Guilty looks exchanged under seventy-four fluttering sets of lashes.

Mrs. V sat; immovable and unblinking.

“I can understand that whoever it was, probably thought it would be a nice treat for the wildlife,” Mrs. V persisted in feigned compassion, “but this is NOT our house and we CAN NOT leave rubbish behind.”

But even this guileful tactic failed to lure the perpetrator into a public and possibly embarrassing confession.

We sat in tense silence. Feet timidly shuffled. Crickets chirruped.

I began to wonder if Mrs. V was serious about not doing the activities because, to be frank, I wouldn’t have minded sitting on the breezy veranda for four hours instead of running around in the hot sun playing a game of ‘cat and mouse’ with a bloody parachute.

“Three honest people have already owned up,” Mrs. V persevered. “That took a lot of courage. This last person needs to prove to us that they too, possess courage and leadership qualities…”

She was very good at what she was doing I’ll give her that. Drawing out the felon with flattery and sweet talk.

No one moved a muscle.

Mrs V retained her grim demeanour and I stood beside her, my arms crossed and wearing a pained, twitchy expression which was supposed to communicate extreme disappointment but was really from indigestion after scoffing my salad.

Of course, I knew we wouldn’t really sit there for four hours but I did speculate about how on Earth she was going to back down if nobody owned up.

There were four, random apple cores wantonly tossed over the veranda rails, during lunch.

Mrs. V had vowed not to budge until the final culprit had come clean, and evidently, this was not going to happen any time before Christmas.

That’s the trouble with threats. You have to be prepared to go through with them. I was glad it was her and not me.

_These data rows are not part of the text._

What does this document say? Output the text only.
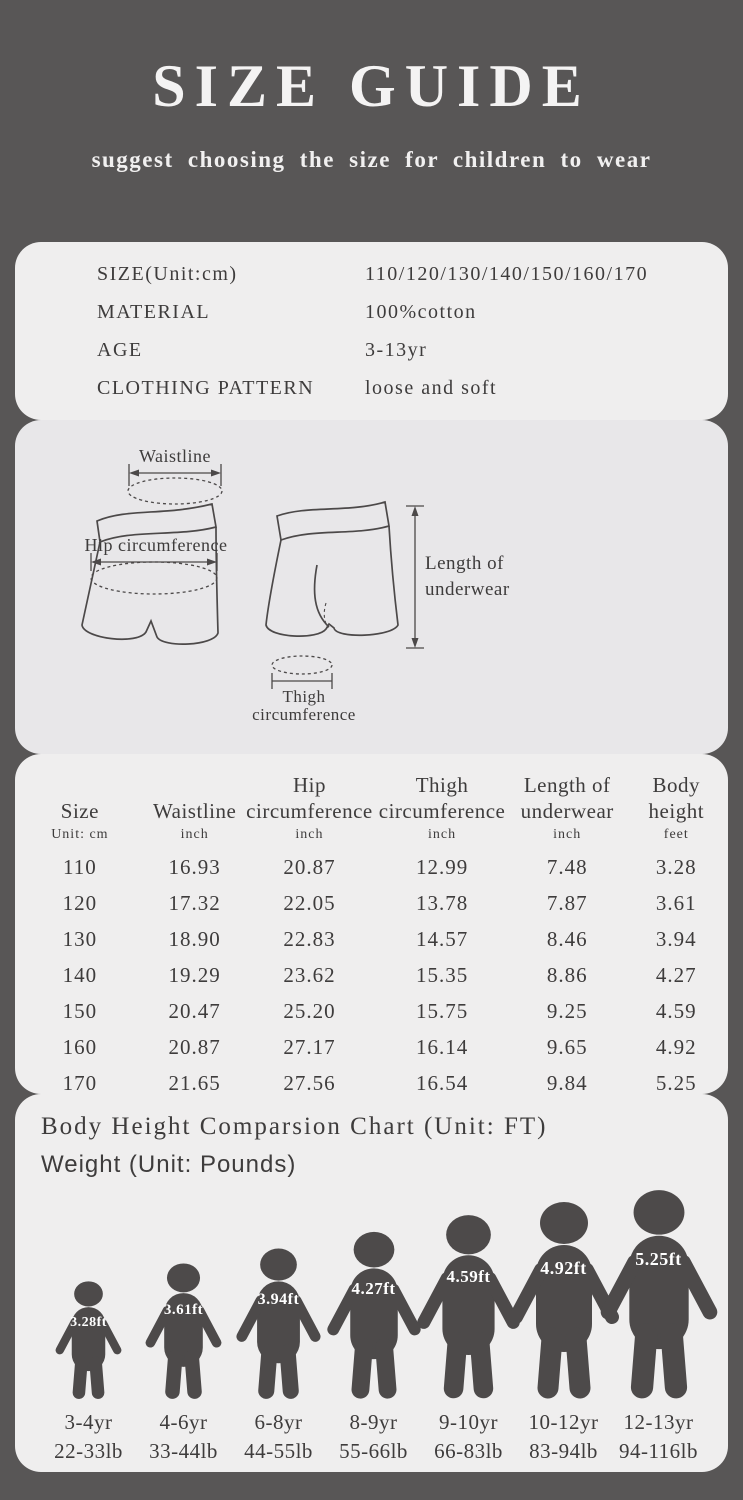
SIZE GUIDE

suggest choosing the size for children to wear

SIZE(Unit:cm)	110/120/130/140/150/160/170
MATERIAL	100%cotton
AGE	3-13yr
CLOTHING PATTERN	loose and soft
Waistline
Hip circumference
Thigh
circumference
Length of
underwear
Size
Unit: cm

Waistline
inch

Hip circumference
inch

Thigh circumference
inch

Length of underwear
inch

Body height
feet

110	16.93	20.87	12.99	7.48	3.28
120	17.32	22.05	13.78	7.87	3.61
130	18.90	22.83	14.57	8.46	3.94
140	19.29	23.62	15.35	8.86	4.27
150	20.47	25.20	15.75	9.25	4.59
160	20.87	27.17	16.14	9.65	4.92
170	21.65	27.56	16.54	9.84	5.25
Body Height Comparsion Chart (Unit: FT)
Weight (Unit: Pounds)
3.28ft
3-4yr
22-33lb
3.61ft
4-6yr
33-44lb
3.94ft
6-8yr
44-55lb
4.27ft
8-9yr
55-66lb
4.59ft
9-10yr
66-83lb
4.92ft
10-12yr
83-94lb
5.25ft
12-13yr
94-116lb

Finally, a little boy stood up and a collective sigh spread through the throng.

It was tiny Horatio.

Out of all the students presently ensconced on the veranda with their saucer-like eyes bulging in apprehension at Mrs. V, tiny Horatio was the last I would have suspected of such a devious crime.

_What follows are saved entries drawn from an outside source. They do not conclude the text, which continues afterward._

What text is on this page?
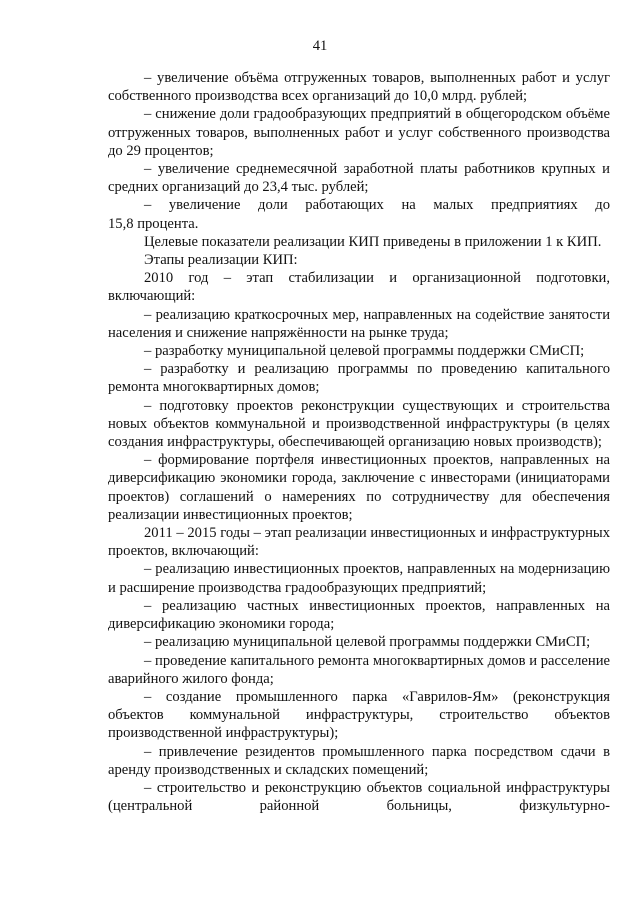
41

– увеличение объёма отгруженных товаров, выполненных работ и услуг собственного производства всех организаций до 10,0 млрд. рублей;

– снижение доли градообразующих предприятий в общегородском объёме отгруженных товаров, выполненных работ и услуг собственного производства до 29 процентов;

– увеличение среднемесячной заработной платы работников крупных и средних организаций до 23,4 тыс. рублей;

– увеличение доли работающих на малых предприятиях до

15,8 процента.

Целевые показатели реализации КИП приведены в приложении 1 к КИП.

Этапы реализации КИП:

2010 год – этап стабилизации и организационной подготовки, включающий:

– реализацию краткосрочных мер, направленных на содействие занятости населения и снижение напряжённости на рынке труда;

– разработку муниципальной целевой программы поддержки СМиСП;

– разработку и реализацию программы по проведению капитального ремонта многоквартирных домов;

– подготовку проектов реконструкции существующих и строительства новых объектов коммунальной и производственной инфраструктуры (в целях создания инфраструктуры, обеспечивающей организацию новых производств);

– формирование портфеля инвестиционных проектов, направленных на диверсификацию экономики города, заключение с инвесторами (инициаторами проектов) соглашений о намерениях по сотрудничеству для обеспечения реализации инвестиционных проектов;

2011 – 2015 годы – этап реализации инвестиционных и инфраструктурных проектов, включающий:

– реализацию инвестиционных проектов, направленных на модернизацию и расширение производства градообразующих предприятий;

– реализацию частных инвестиционных проектов, направленных на диверсификацию экономики города;

– реализацию муниципальной целевой программы поддержки СМиСП;

– проведение капитального ремонта многоквартирных домов и расселение аварийного жилого фонда;

– создание промышленного парка «Гаврилов-Ям» (реконструкция объектов коммунальной инфраструктуры, строительство объектов производственной инфраструктуры);

– привлечение резидентов промышленного парка посредством сдачи в аренду производственных и складских помещений;

– строительство и реконструкцию объектов социальной инфраструктуры (центральной районной больницы, физкультурно-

“Mrs. V,” he lisped sorrowfully. “It wasn’t me, but I’d like to go downstairs and pick up the apple core and put it in the bin for you.”

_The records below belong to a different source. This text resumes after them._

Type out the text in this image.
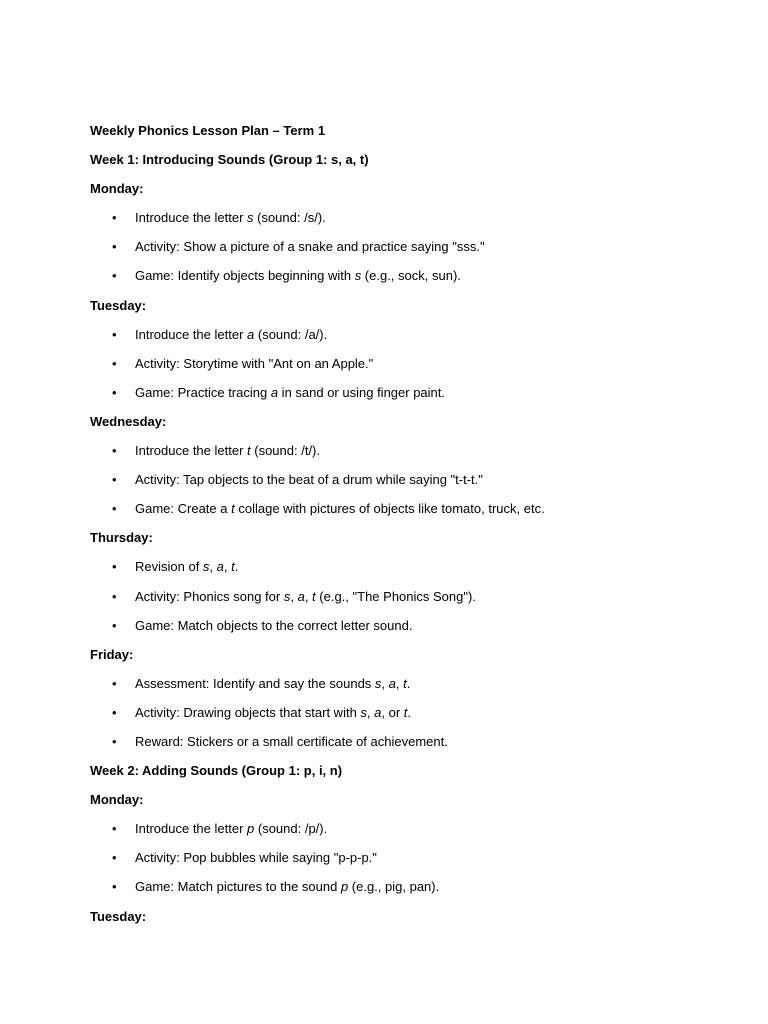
Weekly Phonics Lesson Plan – Term 1
Week 1: Introducing Sounds (Group 1: s, a, t)
Monday:
• Introduce the letter s (sound: /s/).
• Activity: Show a picture of a snake and practice saying "sss."
• Game: Identify objects beginning with s (e.g., sock, sun).
Tuesday:
• Introduce the letter a (sound: /a/).
• Activity: Storytime with "Ant on an Apple."
• Game: Practice tracing a in sand or using finger paint.
Wednesday:
• Introduce the letter t (sound: /t/).
• Activity: Tap objects to the beat of a drum while saying "t-t-t."
• Game: Create a t collage with pictures of objects like tomato, truck, etc.
Thursday:
• Revision of s, a, t.
• Activity: Phonics song for s, a, t (e.g., "The Phonics Song").
• Game: Match objects to the correct letter sound.
Friday:
• Assessment: Identify and say the sounds s, a, t.
• Activity: Drawing objects that start with s, a, or t.
• Reward: Stickers or a small certificate of achievement.
Week 2: Adding Sounds (Group 1: p, i, n)
Monday:
• Introduce the letter p (sound: /p/).
• Activity: Pop bubbles while saying "p-p-p."
• Game: Match pictures to the sound p (e.g., pig, pan).
Tuesday:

I could almost see the relief flood out of Mrs. V’s body. She’d been given a get out of jail free card.

“Thank you, Horatio,” she said pointedly. “Now everyone, go to the toilet and meet up in the hall so we can start our activities...”

“We could get the apple core tested for DNA,” I suggested helpfully as the kids all rushed off in excitement in search of water bottles.

Mrs V pointed up at the security cameras and grinned broadly. 
“We could tell them we just had a call from Security saying that they have a film of four children throwing apple cores over the railings.”

“We could say the police are inspecting the footage right now,” I added gleefully.


The things you think of after the fact, eh.